Katz Q&A picLOW.jpgIn the 2011 issue of Missouri & Kansas Super Lawyers (available online, digitally, via app and in print) we interview Larry Katzenstein, a partner at Thompson Coburn in St. Louis, who concentrates on estate planning and charitable giving. He became fascinated with tax law at Harvard Law School and has stuck with it ever since. In this unpublished excerpt from our chat, he explains how the practice has changed over the decades:

How has the practice changed since the early '70s?
The tax law is much more complicated. When I started practicing, we didn't have Chapter 14. Chapter 14 is the portion of the Internal Revenue Code that deals with certain transfers in trusts-you can't do it anymore without gift-tax consequences. It really tightened the rules on estate planning techniques we used to use. Chapter 13 is generation-skipping, and we didn't have generation-skipping when I started. And the private foundation rules have gotten more complicated. Instead of transfers in trust, say deals with certain valuation techniques.

How have your charity clients evolved over time?
When I started practicing in 1972 very few charities had planned-giving programs. In St. Louis, for example, we had a planned-giving council. I was one of the first members, and there were about four of us sitting around a table. Now we fill a room with 150 people at a lunch meeting. Every small charity essentially does planned-giving now.

I think 25, 30 years ago, you rarely heard about gift annuities-it's called a charitable gift annuity-and now so many charities issue them.
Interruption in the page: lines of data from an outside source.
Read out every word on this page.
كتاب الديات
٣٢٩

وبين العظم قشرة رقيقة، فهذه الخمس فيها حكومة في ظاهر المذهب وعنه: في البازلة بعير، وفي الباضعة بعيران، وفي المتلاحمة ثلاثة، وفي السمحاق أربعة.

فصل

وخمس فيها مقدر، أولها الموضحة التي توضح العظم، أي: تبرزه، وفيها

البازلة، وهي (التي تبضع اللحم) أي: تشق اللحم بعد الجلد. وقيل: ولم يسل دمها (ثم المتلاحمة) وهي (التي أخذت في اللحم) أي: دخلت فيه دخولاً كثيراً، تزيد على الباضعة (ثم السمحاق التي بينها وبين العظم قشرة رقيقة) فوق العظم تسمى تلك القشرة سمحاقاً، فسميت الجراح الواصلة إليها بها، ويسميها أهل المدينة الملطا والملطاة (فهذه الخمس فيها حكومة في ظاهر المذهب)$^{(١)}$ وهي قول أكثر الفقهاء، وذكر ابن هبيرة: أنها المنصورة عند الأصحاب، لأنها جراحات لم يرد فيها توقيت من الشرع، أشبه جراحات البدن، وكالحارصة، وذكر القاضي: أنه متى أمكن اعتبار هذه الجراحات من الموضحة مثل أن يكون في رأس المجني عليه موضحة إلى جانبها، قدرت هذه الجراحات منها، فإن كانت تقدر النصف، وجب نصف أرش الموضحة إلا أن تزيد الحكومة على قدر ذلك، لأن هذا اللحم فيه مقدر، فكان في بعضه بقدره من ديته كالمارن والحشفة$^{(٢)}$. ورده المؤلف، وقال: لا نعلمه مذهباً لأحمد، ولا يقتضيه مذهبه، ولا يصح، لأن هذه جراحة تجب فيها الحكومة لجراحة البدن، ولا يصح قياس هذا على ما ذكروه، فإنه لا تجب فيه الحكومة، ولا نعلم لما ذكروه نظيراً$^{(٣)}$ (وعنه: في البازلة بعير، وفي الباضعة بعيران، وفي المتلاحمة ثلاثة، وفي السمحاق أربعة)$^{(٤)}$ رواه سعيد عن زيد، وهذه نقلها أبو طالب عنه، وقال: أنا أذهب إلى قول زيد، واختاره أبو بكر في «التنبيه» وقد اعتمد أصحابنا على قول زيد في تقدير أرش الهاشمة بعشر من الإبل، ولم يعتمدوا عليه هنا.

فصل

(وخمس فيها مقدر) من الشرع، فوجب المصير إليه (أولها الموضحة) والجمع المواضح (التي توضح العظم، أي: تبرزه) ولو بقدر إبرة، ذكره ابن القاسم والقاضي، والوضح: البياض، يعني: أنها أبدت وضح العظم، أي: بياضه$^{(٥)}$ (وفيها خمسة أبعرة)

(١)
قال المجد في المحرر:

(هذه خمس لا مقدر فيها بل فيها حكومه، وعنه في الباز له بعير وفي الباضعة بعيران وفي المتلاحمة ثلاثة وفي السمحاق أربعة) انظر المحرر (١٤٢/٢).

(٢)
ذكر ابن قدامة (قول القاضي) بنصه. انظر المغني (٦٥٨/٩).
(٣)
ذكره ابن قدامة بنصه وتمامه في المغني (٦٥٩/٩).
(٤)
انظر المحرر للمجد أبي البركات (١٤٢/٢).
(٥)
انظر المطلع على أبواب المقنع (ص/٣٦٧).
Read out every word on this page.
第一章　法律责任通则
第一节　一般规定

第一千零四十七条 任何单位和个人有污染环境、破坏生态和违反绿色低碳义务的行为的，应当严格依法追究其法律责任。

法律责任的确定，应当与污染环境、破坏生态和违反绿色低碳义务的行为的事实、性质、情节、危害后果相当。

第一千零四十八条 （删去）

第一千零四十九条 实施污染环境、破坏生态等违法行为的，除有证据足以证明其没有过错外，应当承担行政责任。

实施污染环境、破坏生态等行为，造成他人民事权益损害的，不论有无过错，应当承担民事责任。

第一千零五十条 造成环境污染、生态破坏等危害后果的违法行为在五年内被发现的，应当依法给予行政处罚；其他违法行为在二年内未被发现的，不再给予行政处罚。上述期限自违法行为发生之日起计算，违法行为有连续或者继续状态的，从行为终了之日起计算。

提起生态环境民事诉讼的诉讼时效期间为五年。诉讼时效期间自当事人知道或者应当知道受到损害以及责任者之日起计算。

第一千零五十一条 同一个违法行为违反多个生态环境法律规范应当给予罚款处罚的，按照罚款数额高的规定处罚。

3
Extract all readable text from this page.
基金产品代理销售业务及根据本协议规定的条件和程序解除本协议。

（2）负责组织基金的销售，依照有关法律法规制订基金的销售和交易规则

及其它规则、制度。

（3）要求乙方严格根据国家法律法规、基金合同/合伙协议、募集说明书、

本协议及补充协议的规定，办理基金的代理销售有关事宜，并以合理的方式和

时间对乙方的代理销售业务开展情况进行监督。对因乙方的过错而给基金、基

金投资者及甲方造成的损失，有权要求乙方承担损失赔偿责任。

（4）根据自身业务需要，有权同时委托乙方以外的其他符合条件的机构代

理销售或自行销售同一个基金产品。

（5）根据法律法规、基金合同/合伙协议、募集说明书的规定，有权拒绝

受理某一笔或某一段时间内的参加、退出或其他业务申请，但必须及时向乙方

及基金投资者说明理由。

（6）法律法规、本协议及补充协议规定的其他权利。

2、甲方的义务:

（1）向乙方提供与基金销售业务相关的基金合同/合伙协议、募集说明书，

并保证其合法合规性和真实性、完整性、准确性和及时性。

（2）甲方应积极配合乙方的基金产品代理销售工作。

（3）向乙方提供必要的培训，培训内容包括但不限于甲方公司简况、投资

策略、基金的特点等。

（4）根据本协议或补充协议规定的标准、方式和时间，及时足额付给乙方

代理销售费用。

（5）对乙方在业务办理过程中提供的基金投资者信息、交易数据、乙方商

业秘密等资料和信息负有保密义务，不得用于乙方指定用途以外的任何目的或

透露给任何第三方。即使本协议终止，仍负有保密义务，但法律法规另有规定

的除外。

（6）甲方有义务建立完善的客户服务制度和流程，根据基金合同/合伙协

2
Donor-advised funds were not much of a factor 30 years ago, now they're becoming very common. There's the Fidelity Fund, the Vanguard Fund.

Why the evolution?
I just think, as I said before, everything's gotten more complicated. People think of new ways of doing things. The tax law gets more complicated because clever lawyers think of ways to abuse the system so Congress has to crackdown and tighten the loopholes.

You've been quoted in The New York Times and The Wall Street Journal for your expertise. Any quick advice you can drop on us?
Giving to charity during the lifetime is better than doing it by bequest, because you get an income tax deduction. Plus you get it out of your estate.